Que faire du “balcon de Hitler”? L’Autriche à la recherche d’idées

Soixante-et-onze ans après son annexion par l’Allemagne nazie, l’Autriche lance un concours d’idées sur le devenir du fameux balcon du palais impérial de Vienne d’où Adolf Hitler avait célébré l’Anschluss le 15 mars 1938 devant une foule en liesse.

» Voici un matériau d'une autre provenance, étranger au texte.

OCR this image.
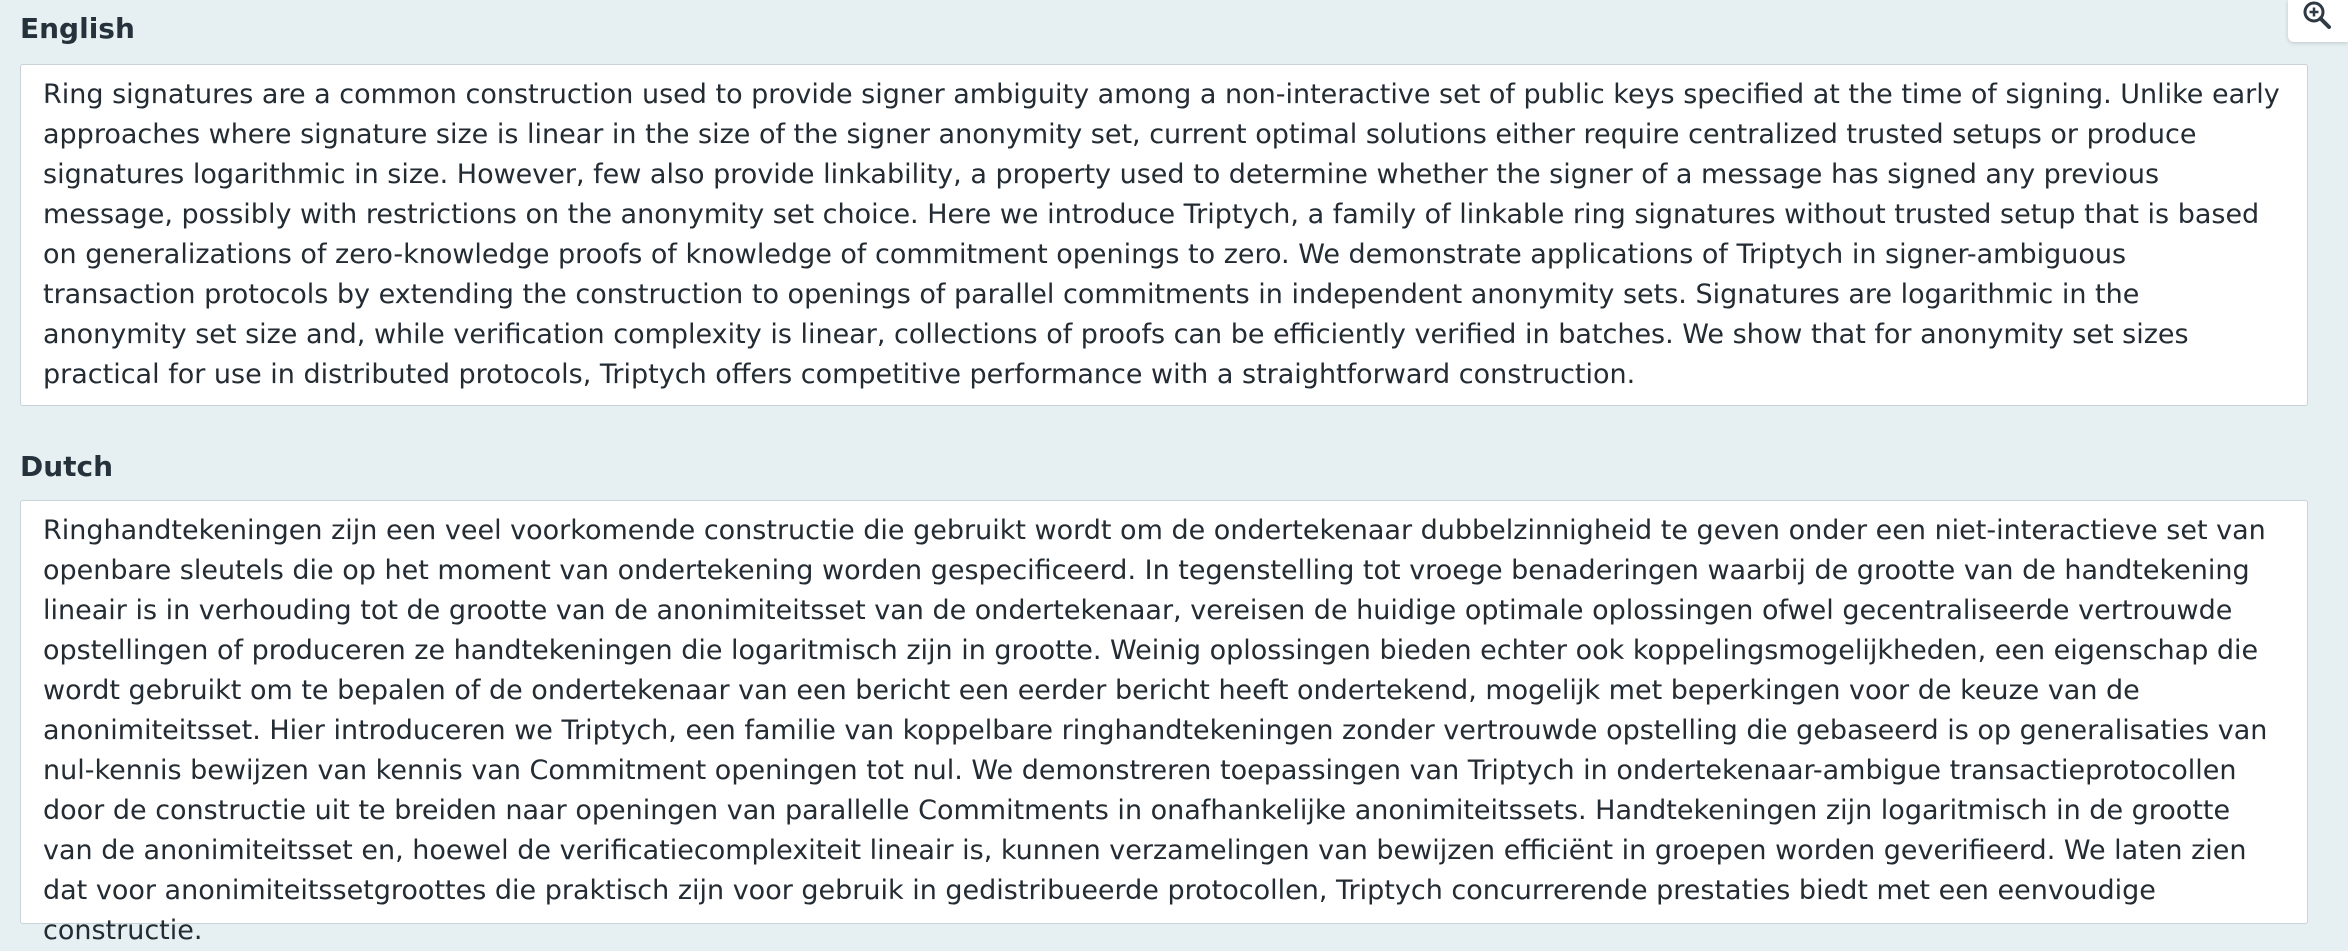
English
Ring signatures are a common construction used to provide signer ambiguity among a non-interactive set of public keys specified at the time of signing. Unlike early approaches where signature size is linear in the size of the signer anonymity set, current optimal solutions either require centralized trusted setups or produce signatures logarithmic in size. However, few also provide linkability, a property used to determine whether the signer of a message has signed any previous message, possibly with restrictions on the anonymity set choice. Here we introduce Triptych, a family of linkable ring signatures without trusted setup that is based on generalizations of zero-knowledge proofs of knowledge of commitment openings to zero. We demonstrate applications of Triptych in signer-ambiguous transaction protocols by extending the construction to openings of parallel commitments in independent anonymity sets. Signatures are logarithmic in the anonymity set size and, while verification complexity is linear, collections of proofs can be efficiently verified in batches. We show that for anonymity set sizes practical for use in distributed protocols, Triptych offers competitive performance with a straightforward construction.
Dutch
Ringhandtekeningen zijn een veel voorkomende constructie die gebruikt wordt om de ondertekenaar dubbelzinnigheid te geven onder een niet-interactieve set van openbare sleutels die op het moment van ondertekening worden gespecificeerd. In tegenstelling tot vroege benaderingen waarbij de grootte van de handtekening lineair is in verhouding tot de grootte van de anonimiteitsset van de ondertekenaar, vereisen de huidige optimale oplossingen ofwel gecentraliseerde vertrouwde opstellingen of produceren ze handtekeningen die logaritmisch zijn in grootte. Weinig oplossingen bieden echter ook koppelingsmogelijkheden, een eigenschap die wordt gebruikt om te bepalen of de ondertekenaar van een bericht een eerder bericht heeft ondertekend, mogelijk met beperkingen voor de keuze van de anonimiteitsset. Hier introduceren we Triptych, een familie van koppelbare ringhandtekeningen zonder vertrouwde opstelling die gebaseerd is op generalisaties van nul-kennis bewijzen van kennis van Commitment openingen tot nul. We demonstreren toepassingen van Triptych in ondertekenaar-ambigue transactieprotocollen door de constructie uit te breiden naar openingen van parallelle Commitments in onafhankelijke anonimiteitssets. Handtekeningen zijn logaritmisch in de grootte van de anonimiteitsset en, hoewel de verificatiecomplexiteit lineair is, kunnen verzamelingen van bewijzen efficiënt in groepen worden geverifieerd. We laten zien dat voor anonimiteitssetgroottes die praktisch zijn voor gebruik in gedistribueerde protocollen, Triptych concurrerende prestaties biedt met een eenvoudige constructie.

Surplombant une place des Héros noire de monde, le dictateur nazi avait depuis ce balcon proclamé la dissolution de l’Etat autrichien et son rattachement au Troisième Reich. “C’est un des lieux les plus discutés d’Autriche, mais aussi un de ceux qui ont le plus longtemps été tabous”, relève la Maison de l’histoire d’Autriche (HDGÖ), qui a lancé jeudi un appel à idées quant à l'”utilisation” future du lieu.

Les personnes intéressées sont invitées à transmettre par internet “photos, esquisses, collages ou montages”. Les meilleurs d’entre eux feront l’objet d’une exposition à l’automne.

Parmi les premières propositions visibles sur le site heldenplatz.hdgoe.at: un photomontage incorporant un gigantesque miroir destiné à souligner que “l’attention ne doit pas porter sur une personne en particulier, mais sur le fait que les masses sont prêtes à s’approprier des idées inhumaines”.

Ce balcon -en réalité une vaste terrasse flanquée de colonnes néoclassiques- reste “comme un doigt dans une plaie toujours ouverte: le fait que l’Autriche a reconnu beaucoup trop tard sa responsabilité dans les crimes nazis”, estime le HDGÖ.

Le pays, dont une grande partie de la population avait réservé à Hitler un accueil triomphal, avait fourni un important contingent de cadres et de soldats au régime nazi et participé activement à l’Holocauste.

L’Autriche a cependant longtemps refoulé ce passé en se présentant comme “la première victime du nazisme”. Le sujet n’était arrivé sur le devant de la scène qu’au milieu des années 1980, lors de la candidature à la présidence de la République de Kurt Waldheim, un ancien officier de la Wehrmacht.

A l’automne, le vice-chancelier d’extrême droite Heinz-Christian Strache avait encore créé la polémique en inaugurant un monument en l’honneur des femmes qui avaient déblayé les décombres des bombardements de 1945, un geste interprété comme une réhabilitation masquée de sympathisantes nazies.